Their solution: a leftover-swapping smartphone app, which has earned Summerset and Newman (who now also lives in Seattle) attention from news outlets like NPR, CNN, and Huffington Post. The app, Leftover Swap, allows people with extra food to swap or donate their meal to someone else in the same geographical area. It launches later this month.
Snap a picture of food you no longer want, post it onto the app’s database listing, and wait for someone to place dibs on your meal. “There are two parts to this: There are people who have excess food and are looking to reduce waste, and there are people who are looking to eat, in general,” Newman says.
The app will be free, which means that Newman, a freelance writer, and Summersett, a software engineer at Amazon are likely to make little profit, but they’re most excited to see how people will use it to reduce food waste by diverting leftovers in the direction of someone hungry rather than a garbage or compost bin. If Leftover Swap proves successful, Newman and Summersett hope to bring their idea online on a food-swapping website, thus reaching beyond the narrow swath of people who are both in need of a meal, and have smartphones at the ready.

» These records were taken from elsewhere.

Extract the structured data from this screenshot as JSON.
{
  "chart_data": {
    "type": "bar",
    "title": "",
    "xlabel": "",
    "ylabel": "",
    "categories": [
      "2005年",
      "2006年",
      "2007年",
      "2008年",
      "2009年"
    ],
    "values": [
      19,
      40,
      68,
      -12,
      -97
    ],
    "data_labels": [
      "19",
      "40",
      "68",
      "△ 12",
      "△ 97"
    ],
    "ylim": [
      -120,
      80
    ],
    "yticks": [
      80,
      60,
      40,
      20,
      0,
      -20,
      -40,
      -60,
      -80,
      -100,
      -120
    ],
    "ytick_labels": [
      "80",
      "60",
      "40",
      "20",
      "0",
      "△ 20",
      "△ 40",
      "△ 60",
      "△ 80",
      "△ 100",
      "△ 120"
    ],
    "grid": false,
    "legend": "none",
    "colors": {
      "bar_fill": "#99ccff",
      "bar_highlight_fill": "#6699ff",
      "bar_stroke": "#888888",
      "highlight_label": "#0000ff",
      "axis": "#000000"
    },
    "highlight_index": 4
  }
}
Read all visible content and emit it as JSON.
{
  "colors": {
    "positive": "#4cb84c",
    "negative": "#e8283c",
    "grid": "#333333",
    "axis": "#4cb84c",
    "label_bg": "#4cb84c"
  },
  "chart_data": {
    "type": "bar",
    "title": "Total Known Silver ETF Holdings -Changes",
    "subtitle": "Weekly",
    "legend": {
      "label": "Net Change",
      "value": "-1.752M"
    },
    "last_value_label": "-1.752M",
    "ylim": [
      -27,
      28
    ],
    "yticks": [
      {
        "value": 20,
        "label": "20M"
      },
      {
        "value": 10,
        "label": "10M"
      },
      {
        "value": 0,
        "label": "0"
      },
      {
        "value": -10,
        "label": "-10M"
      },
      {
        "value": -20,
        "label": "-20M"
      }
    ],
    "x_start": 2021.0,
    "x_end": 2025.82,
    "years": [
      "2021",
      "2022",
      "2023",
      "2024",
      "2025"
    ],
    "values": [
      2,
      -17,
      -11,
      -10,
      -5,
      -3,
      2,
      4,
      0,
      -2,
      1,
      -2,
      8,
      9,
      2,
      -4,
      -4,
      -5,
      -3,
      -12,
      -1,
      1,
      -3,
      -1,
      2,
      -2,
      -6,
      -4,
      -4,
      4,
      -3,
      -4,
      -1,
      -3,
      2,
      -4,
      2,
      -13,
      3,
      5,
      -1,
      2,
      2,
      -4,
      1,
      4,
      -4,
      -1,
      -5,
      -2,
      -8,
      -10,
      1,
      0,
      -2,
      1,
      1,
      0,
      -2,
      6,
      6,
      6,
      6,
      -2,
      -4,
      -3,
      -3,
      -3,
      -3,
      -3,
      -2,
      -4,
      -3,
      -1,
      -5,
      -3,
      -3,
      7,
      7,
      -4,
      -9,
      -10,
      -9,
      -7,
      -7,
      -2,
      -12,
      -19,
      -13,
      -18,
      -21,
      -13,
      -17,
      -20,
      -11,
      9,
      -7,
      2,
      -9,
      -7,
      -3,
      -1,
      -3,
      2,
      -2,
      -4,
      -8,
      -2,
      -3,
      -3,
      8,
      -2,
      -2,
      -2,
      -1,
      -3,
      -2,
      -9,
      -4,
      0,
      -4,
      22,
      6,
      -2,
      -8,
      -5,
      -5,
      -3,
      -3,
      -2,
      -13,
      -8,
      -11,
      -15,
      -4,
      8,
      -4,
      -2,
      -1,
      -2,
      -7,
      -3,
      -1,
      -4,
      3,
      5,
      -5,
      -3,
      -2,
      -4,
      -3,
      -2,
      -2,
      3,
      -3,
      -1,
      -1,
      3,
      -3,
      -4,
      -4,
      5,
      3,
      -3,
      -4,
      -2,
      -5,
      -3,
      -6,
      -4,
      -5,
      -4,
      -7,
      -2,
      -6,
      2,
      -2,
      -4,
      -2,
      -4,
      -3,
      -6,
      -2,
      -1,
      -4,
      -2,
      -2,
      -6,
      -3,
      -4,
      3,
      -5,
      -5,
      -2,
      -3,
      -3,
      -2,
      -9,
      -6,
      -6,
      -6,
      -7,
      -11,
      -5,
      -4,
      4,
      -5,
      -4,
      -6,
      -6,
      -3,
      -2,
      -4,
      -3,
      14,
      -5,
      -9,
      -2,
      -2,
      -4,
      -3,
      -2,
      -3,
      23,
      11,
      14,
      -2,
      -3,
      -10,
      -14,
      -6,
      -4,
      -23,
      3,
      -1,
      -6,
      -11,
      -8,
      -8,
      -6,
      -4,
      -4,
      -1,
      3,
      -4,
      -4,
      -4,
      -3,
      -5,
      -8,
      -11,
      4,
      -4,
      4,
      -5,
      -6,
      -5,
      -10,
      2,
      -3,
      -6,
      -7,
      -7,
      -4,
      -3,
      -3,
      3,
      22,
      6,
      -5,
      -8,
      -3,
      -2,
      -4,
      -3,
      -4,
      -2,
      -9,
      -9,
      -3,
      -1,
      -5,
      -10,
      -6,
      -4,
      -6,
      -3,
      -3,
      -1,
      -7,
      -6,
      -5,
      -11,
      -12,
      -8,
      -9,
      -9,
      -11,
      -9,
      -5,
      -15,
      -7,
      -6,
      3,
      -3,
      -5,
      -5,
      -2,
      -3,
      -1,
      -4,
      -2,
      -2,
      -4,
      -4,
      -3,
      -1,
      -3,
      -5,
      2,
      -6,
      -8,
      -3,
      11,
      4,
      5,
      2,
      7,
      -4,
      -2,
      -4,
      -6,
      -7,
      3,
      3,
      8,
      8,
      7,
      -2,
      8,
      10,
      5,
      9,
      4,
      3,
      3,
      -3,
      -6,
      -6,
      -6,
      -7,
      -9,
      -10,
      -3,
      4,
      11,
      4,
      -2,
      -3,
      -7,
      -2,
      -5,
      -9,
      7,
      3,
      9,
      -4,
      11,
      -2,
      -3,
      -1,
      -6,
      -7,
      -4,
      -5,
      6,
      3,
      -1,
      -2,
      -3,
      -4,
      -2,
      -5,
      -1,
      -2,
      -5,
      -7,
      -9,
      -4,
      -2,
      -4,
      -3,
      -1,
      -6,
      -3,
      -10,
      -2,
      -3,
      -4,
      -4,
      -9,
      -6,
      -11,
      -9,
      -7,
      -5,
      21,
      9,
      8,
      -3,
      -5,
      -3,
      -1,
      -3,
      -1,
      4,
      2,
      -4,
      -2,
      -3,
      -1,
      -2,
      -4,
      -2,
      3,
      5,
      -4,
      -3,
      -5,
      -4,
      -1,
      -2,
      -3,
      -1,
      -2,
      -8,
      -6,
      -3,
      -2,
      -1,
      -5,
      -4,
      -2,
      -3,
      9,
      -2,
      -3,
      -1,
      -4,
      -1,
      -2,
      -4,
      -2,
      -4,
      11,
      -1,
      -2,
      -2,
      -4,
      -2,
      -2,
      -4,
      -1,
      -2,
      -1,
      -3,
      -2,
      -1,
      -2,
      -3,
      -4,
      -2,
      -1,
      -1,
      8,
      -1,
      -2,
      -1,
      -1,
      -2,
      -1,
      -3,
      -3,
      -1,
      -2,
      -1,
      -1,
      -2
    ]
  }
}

Newman and Summersett will be beta-testing the app in Seattle and a few other markets with high-density populations and a prevalent food culture. If you’re chuckling to yourself over how well this app may fit with Seattle’s culture, you're probably not alone. “Seattle is a highly forward thinking city, both in technology and its willingness to accept new ideas,” Summersett says. And don’t forget, three Seattle restaurants just made Bon Appetit’s list of 50 best new restaurants of 2013, proof that love of food runs high in this town.
While their app certainly can’t completely eliminate the near 40 percent of food discarded every year, Newman and Summersett are hoping to be part of a wider dialogue towards people’s attitudes surrounding food waste. By targeting the end of the food energy chain, namely restaurant food, where high levels of energy and resources are spent to create prepared food. “If we change people’s thoughts around leftovers, it tangentially targets a lot of other environmentally positive practices,” Newman says.
Though swapping spit with strangers may not be appealing for some people, Summerset and Newman are encouraging users to use common sense. “Don’t give leftovers that you wouldn’t eat yourself,” Summersett says. “It’s not for everyone, but for those willing to try there’s an opportunity for major change.”